>And nobody really upgrades a laptop.
Because it's almost impossible to do with unique form factor for each laptop. But a lot of people update their desktops. Because those are standardized around things like ATX. You can just buy a new GPU and drop it in. New memory and drop it in. New CPU and just drop it in. New motherboard, CPU and memory, but keep all the hard drives and GPU. Etc.
And so people do that quite a lot. For many of the nerdier types, our desktop is probably a frankensteinian amalgam of old parts and new parts. Desktop I'm typing this on for example has a sound card from early 2000s, several disks from early 2010s, and a case from early 2000s. Fans are from all over the time frame of existence of it, PSU is from 2010s, and the newest part being GPU is only a couple of years old. And all of this is living nicely together. And it's saved me a lot of money that I didn't need to throw everything out whenever a system drive, or memory or CPU died.

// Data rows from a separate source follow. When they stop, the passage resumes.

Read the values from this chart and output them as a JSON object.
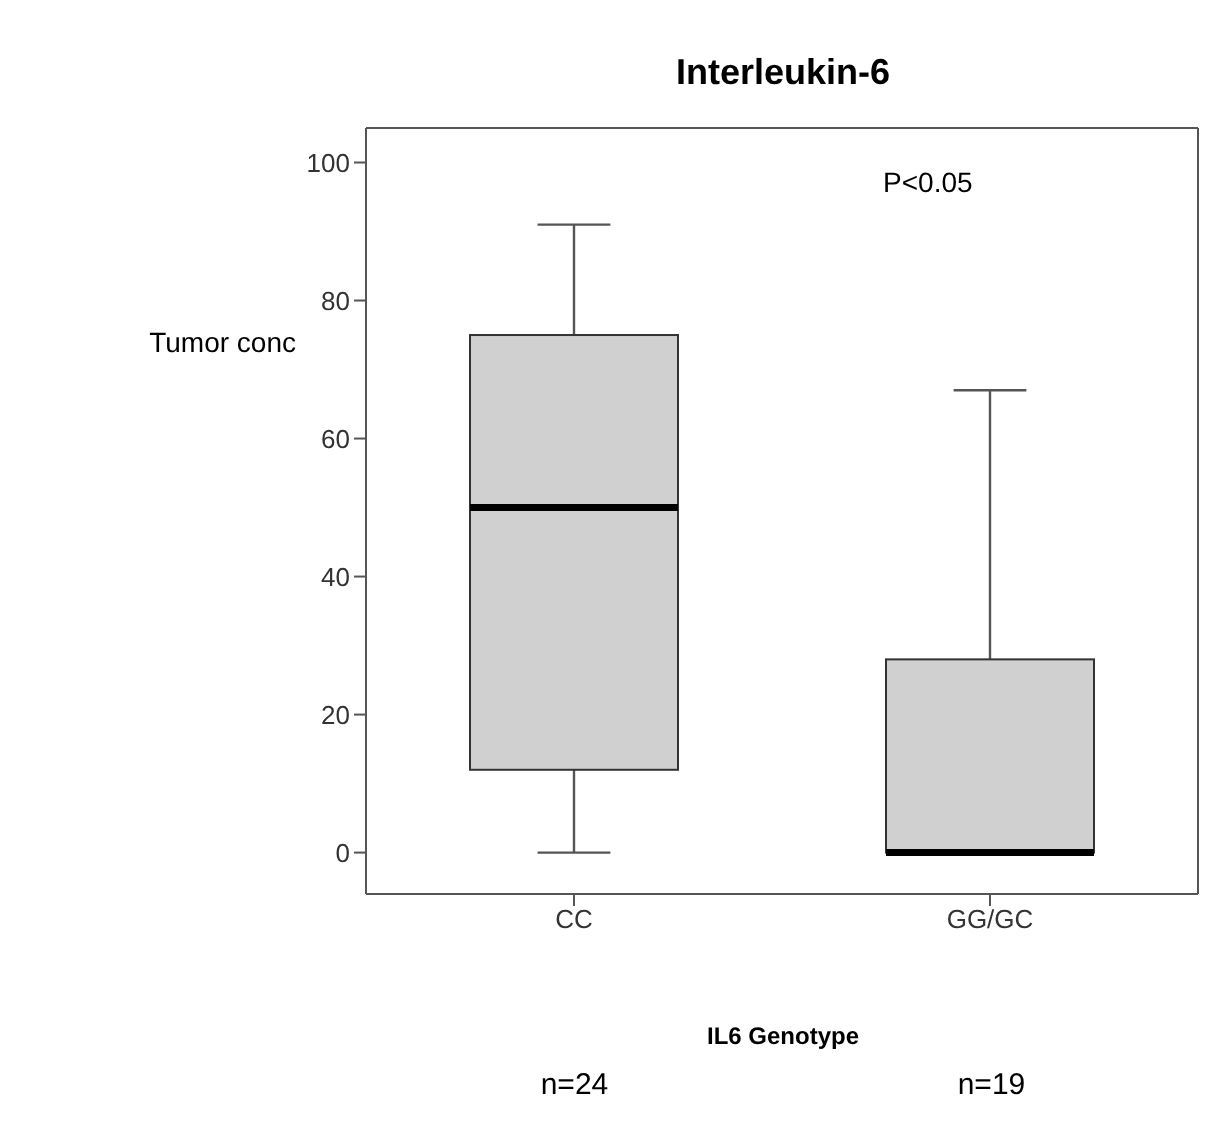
{
  "chart_data": {
    "type": "box",
    "title": "Interleukin-6",
    "xlabel": "IL6 Genotype",
    "ylabel": "Tumor conc",
    "categories": [
      "CC",
      "GG/GC"
    ],
    "boxes": [
      {
        "low": 0,
        "q1": 12,
        "median": 50,
        "q3": 75,
        "high": 91
      },
      {
        "low": 0,
        "q1": 0,
        "median": 0,
        "q3": 28,
        "high": 67
      }
    ],
    "color": "#d0d0d0",
    "ylim": [
      -6,
      105
    ],
    "yticks": [
      0,
      20,
      40,
      60,
      80,
      100
    ],
    "annotations": [
      "P<0.05",
      "n=24",
      "n=19"
    ]
  }
}
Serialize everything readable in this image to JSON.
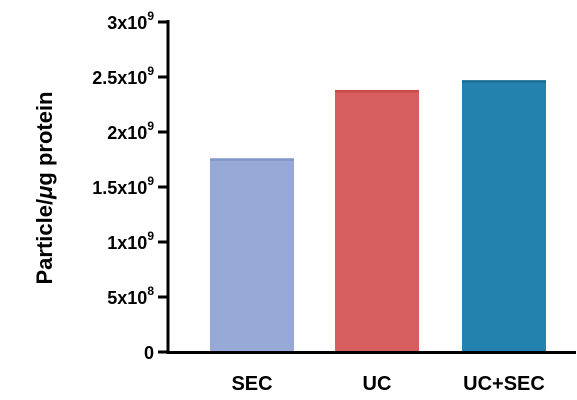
{
  "chart_data": {
    "type": "bar",
    "ylabel_prefix": "Particle/",
    "ylabel_mu": "μ",
    "ylabel_suffix": "g protein",
    "categories": [
      "SEC",
      "UC",
      "UC+SEC"
    ],
    "values": [
      1750000000.0,
      2370000000.0,
      2460000000.0
    ],
    "colors": [
      "#97a9d6",
      "#d65e5e",
      "#2483ae"
    ],
    "cap_colors": [
      "#8096c8",
      "#c84c4c",
      "#1b6e96"
    ],
    "ylim": [
      0,
      3000000000.0
    ],
    "yticks": [
      {
        "value": 0,
        "base": "0",
        "exp": ""
      },
      {
        "value": 500000000.0,
        "base": "5x10",
        "exp": "8"
      },
      {
        "value": 1000000000.0,
        "base": "1x10",
        "exp": "9"
      },
      {
        "value": 1500000000.0,
        "base": "1.5x10",
        "exp": "9"
      },
      {
        "value": 2000000000.0,
        "base": "2x10",
        "exp": "9"
      },
      {
        "value": 2500000000.0,
        "base": "2.5x10",
        "exp": "9"
      },
      {
        "value": 3000000000.0,
        "base": "3x10",
        "exp": "9"
      }
    ],
    "grid": false,
    "legend": "none"
  }
}
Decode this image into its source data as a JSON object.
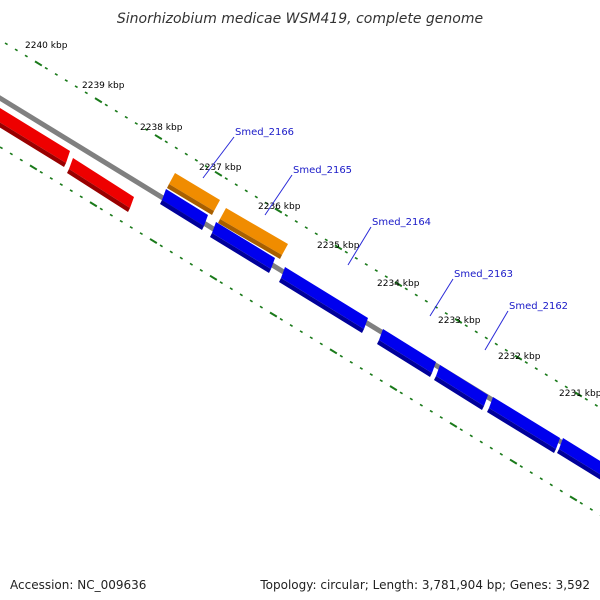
{
  "title": "Sinorhizobium medicae WSM419, complete genome",
  "footer": {
    "accession": "Accession: NC_009636",
    "summary": "Topology: circular; Length: 3,781,904 bp; Genes: 3,592"
  },
  "ticks": [
    "2240 kbp",
    "2239 kbp",
    "2238 kbp",
    "2237 kbp",
    "2236 kbp",
    "2235 kbp",
    "2234 kbp",
    "2233 kbp",
    "2232 kbp",
    "2231 kbp"
  ],
  "gene_labels": [
    "Smed_2166",
    "Smed_2165",
    "Smed_2164",
    "Smed_2163",
    "Smed_2162"
  ],
  "colors": {
    "backbone": "#808080",
    "tick_dots": "#1a7a1a",
    "forward_gene": "#f08c00",
    "reverse_gene": "#0000ee",
    "other_gene": "#ee0000",
    "label_line": "#2a2ad8"
  }
}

The goal of framework is standardizing laptops to be similar to desktops. That you can do to their laptops what you did to your desktop for a long time. And that's an amazing goal and I truly wish they can make it. Sadly I can't support them by buying their laptop, because they don't sell directly to Finland yet. But I am actually keeping an eye on them and when my current laptop dies, I'm very likely to get theirs if it's available here.
Specifically because I want to be able to stretch the laptop just as far as I stretched my desktop.